Dave’s here to answer your questions every Wednesday, so send them to him at firstname.lastname@example.org
I vacated my San Francisco, CA apartment over a year ago (I know!) when I was laid off, and never received my deposit. I completed my lease term and left the apartment in excellent condition. Upon moving out, I received an invoice from the landlord stating that I was owed my deposit plus interest. Well, it never came. I sent over a demand letter asking for my deposit to be mailed by a certain date, and just yesterday I received an email from the landlord stating that the property in which I rented a unit has been given to a receiver. I’m assuming this means that the property is now in foreclosure, yes? Anyway, the landlord went on to say that many others that were living in the building have already sued him for their deposits; they’ve all won, but weren’t able to collect because the property no longer makes any money for him. He personally has filed for bankruptcy.
What am I to do at this point? I think the amount in question is too small to take to an attorney’s office (it’s just over $2K), but I don’t think the San Francisco Tenants Union or even small claims can help me out with this one.
I have read various answers online – folks have said, “No, you cannot sue, that’s out of the question!” and someone else said, “The person or company that owns your building must return your security deposit to you. The law is quite clear on this point. On sale of the building, whether an ordinary sale or a foreclosure sale, your security deposit must either be transferred to the new owner or returned to you. And it’s the responsibility of the new owner to collect the security deposit from your former landlord. If the lender didn’t get the security deposit you paid, it’s not your problem. The lender still has to return it to you. If it’s not returned to you within three weeks after you move, you can sue the lender in Small Claims Court, just as you would any landlord, to recover the money.” (This was taken from Tenants and Foreclosure in California). Yet another said, “Sue him anyway in small claims, and try to put a lien on his property. There are other ways to collect!”

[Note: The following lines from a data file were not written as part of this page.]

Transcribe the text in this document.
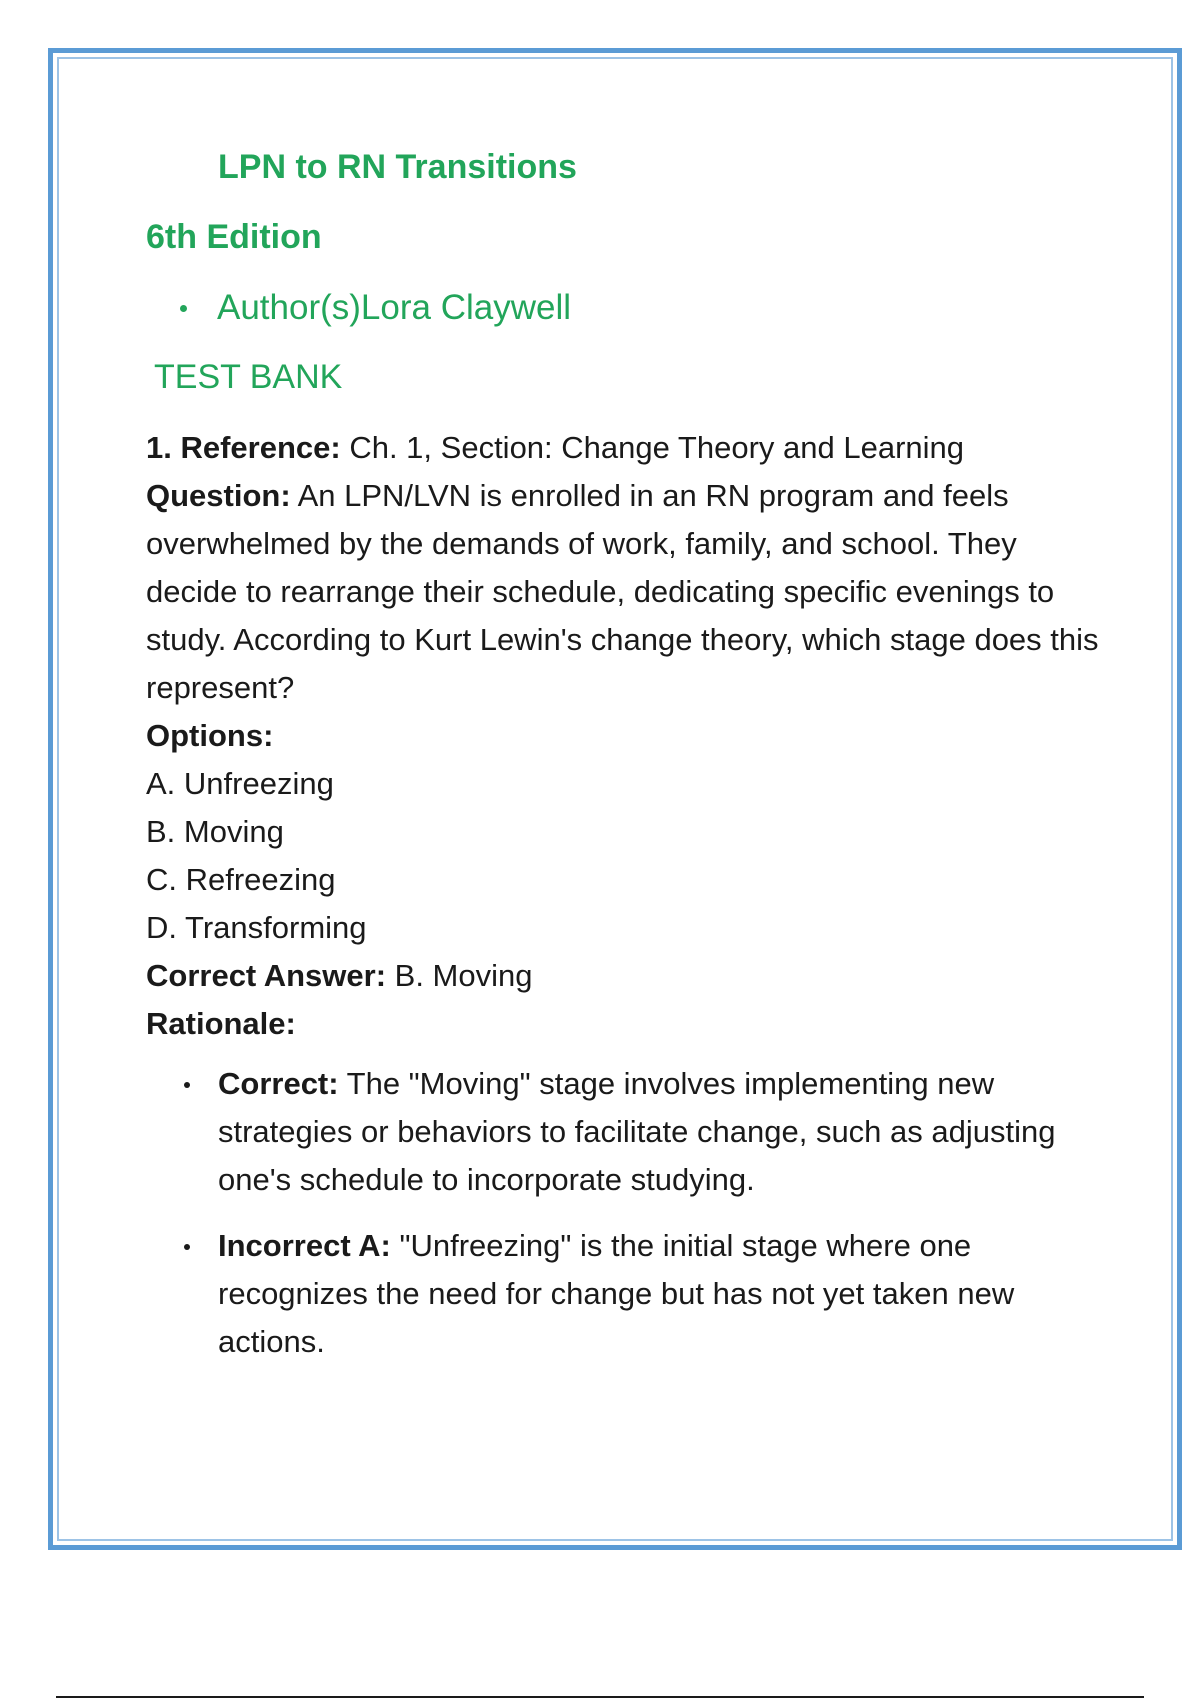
LPN to RN Transitions
6th Edition
Author(s)Lora Claywell
TEST BANK

1. Reference: Ch. 1, Section: Change Theory and Learning

Question: An LPN/LVN is enrolled in an RN program and feels overwhelmed by the demands of work, family, and school. They decide to rearrange their schedule, dedicating specific evenings to study. According to Kurt Lewin's change theory, which stage does this represent?

Options:

A. Unfreezing

B. Moving

C. Refreezing

D. Transforming

Correct Answer: B. Moving

Rationale:

Correct: The "Moving" stage involves implementing new strategies or behaviors to facilitate change, such as adjusting one's schedule to incorporate studying.
Incorrect A: "Unfreezing" is the initial stage where one recognizes the need for change but has not yet taken new actions.
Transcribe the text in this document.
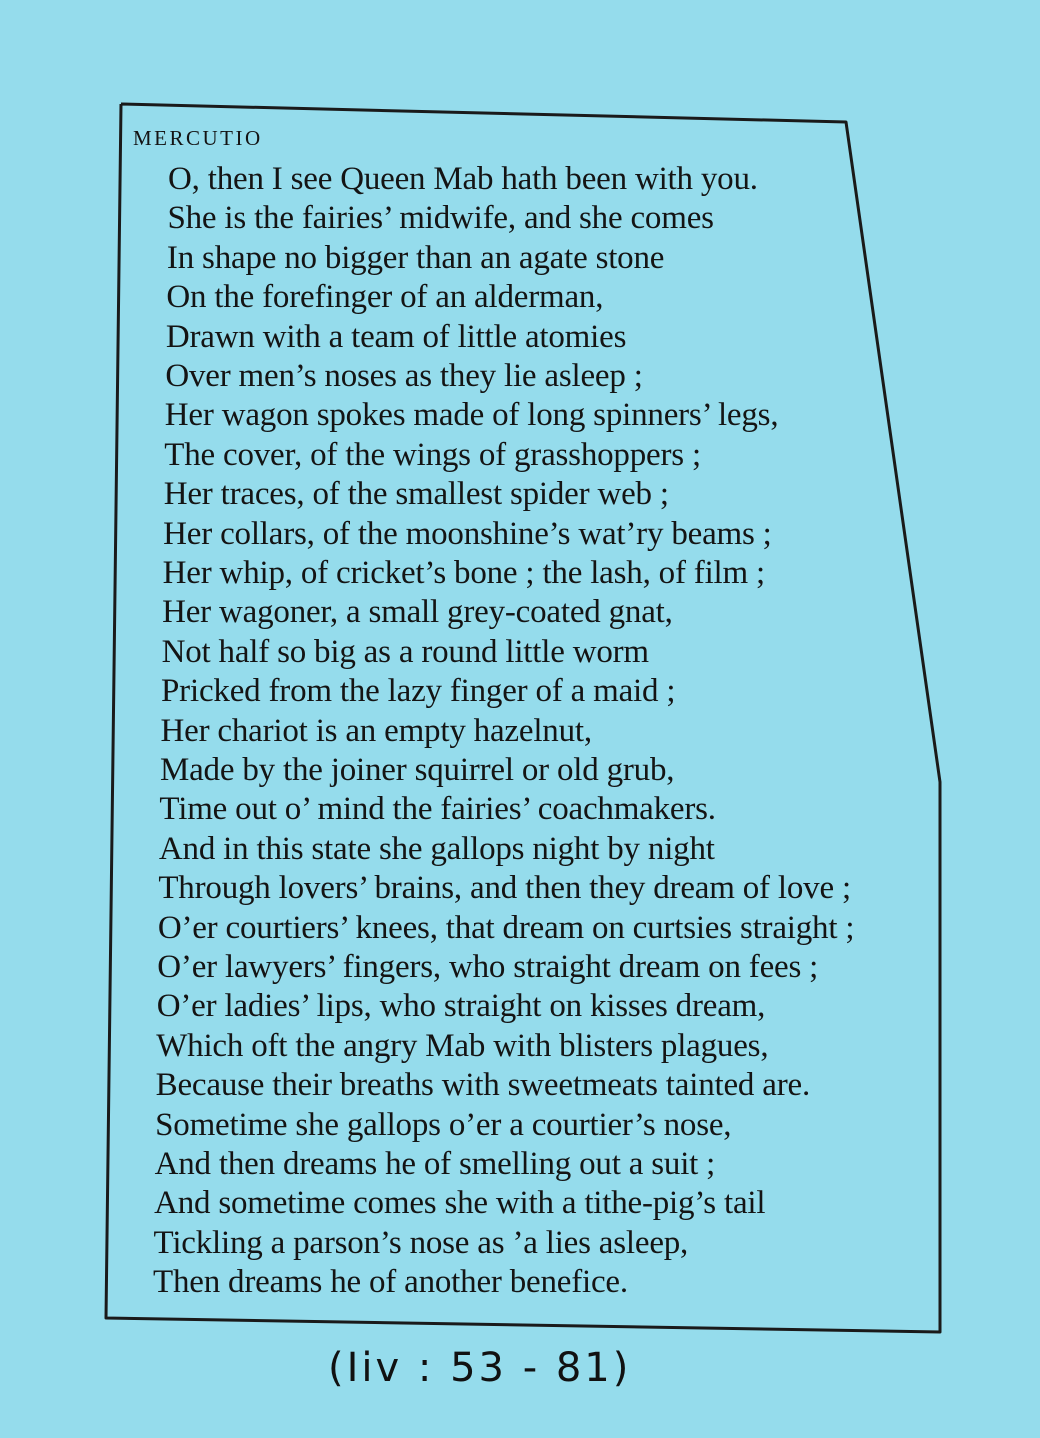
MERCUTIO
O, then I see Queen Mab hath been with you.
She is the fairies’ midwife, and she comes
In shape no bigger than an agate stone
On the forefinger of an alderman,
Drawn with a team of little atomies
Over men’s noses as they lie asleep ;
Her wagon spokes made of long spinners’ legs,
The cover, of the wings of grasshoppers ;
Her traces, of the smallest spider web ;
Her collars, of the moonshine’s wat’ry beams ;
Her whip, of cricket’s bone ; the lash, of film ;
Her wagoner, a small grey-coated gnat,
Not half so big as a round little worm
Pricked from the lazy finger of a maid ;
Her chariot is an empty hazelnut,
Made by the joiner squirrel or old grub,
Time out o’ mind the fairies’ coachmakers.
And in this state she gallops night by night
Through lovers’ brains, and then they dream of love ;
O’er courtiers’ knees, that dream on curtsies straight ;
O’er lawyers’ fingers, who straight dream on fees ;
O’er ladies’ lips, who straight on kisses dream,
Which oft the angry Mab with blisters plagues,
Because their breaths with sweetmeats tainted are.
Sometime she gallops o’er a courtier’s nose,
And then dreams he of smelling out a suit ;
And sometime comes she with a tithe-pig’s tail
Tickling a parson’s nose as ’a lies asleep,
Then dreams he of another benefice.

(Iiv : 53 - 81)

That guilty “I know” means you’ve been reading my columns. Once again, dear readers, if you don’t get your security deposit back twenty-one days after you move out and you can prove you deserve it, you gotta sue. Case in point, if this smug sleazeball wasn’t bankrupt a year ago, you’d have a judgment against him. Maybe you could have collected it, maybe not. At the very least you might be on his list of creditors for $6,000.00 rather than in limbo with a smaller chance of collecting $2,000.00!
But all is not lost. First, you need to figure out if the landlord is in foreclosure, if he filed for bankruptcy, or more interesting, if the bank now owns the property. Or even more interesting, is the landlord simply a lying sack of shit? What? You didn’t consider that possibility? Well, dear readers, that’s lesson two for today. Why would you believe anything that comes out of the landlord’s mouth (or ip address) without checking it out?
Get the block and lot numbers for the building. Check out the SF Assessor-Recorder’s website. for the San Francisco Assessor-Recorder’s office. Check the disclaimer and fill in the address. Remember that if your building has a series of addresses use the first one. As I was checking the viability of the link, once again I realized that this is one of the squirreliest websites run by the City. Everyone should write a letter to Phil Ting and tell him to fix it.
When and if you find the block and lot number, go to the Recorded Document Search By Year Menu, also part of the Assessor-Recorder’s site. Use the block and lot search rather than the address search. I’ve found that to be more precise. You won’t be able to see the documents but you should be able to tell if the building is in foreclosure. Check for Notice of Default, or look and the grantor/grantee in the latest deed. If you want to see the documents, you have to go to City Hall.
Next you have to know if the landlord declared bankruptcy. You will have to either visit the U.S. Bankruptcy Court or for online information subscribe to the Public Access to Court Electronic Records (PACER) service. You will have to pay small fees for either means of access.
In a nutshell, if the landlord has filed for bankruptcy, there may be a stay on any lawsuits, meaning you can’t file one against him. You should, whatever the status of the case, contact the trustee and demand to be included in the list of creditors. Civil Code 1950.5(d) is clear, “Any security shall be held by the landlord for the tenant who is party to the lease or agreement. The claim of a tenant to the security shall be prior to the claim of any creditor of the landlord.” Here is where you have the, not ironic, luck of the Irish. The landlord admitted, in writing, to owing you the money.
If the landlord is in foreclosure and still owns the property, but not in bankruptcy, SUE HIM NOW.
If the building has been sold at a Trustee Sale, SUE THE NEW OWNER NOW! Civil Code 1950.5(h) provides for the transfer of security deposits to a new owner and refund to the tenant, if applicable. Civil Code 1950.5(j) states in part, “In the event of noncompliance with subdivision (h), the landlord’s successors in interest shall be jointly and severally liable with the landlord for repayment of the security […]“
Today is the day to think green, that is, about getting your money back. You don’t need a leprechaun for this. You may need a few shots of Jameson. But what you really need are the guts and persistence to stand up for your rights.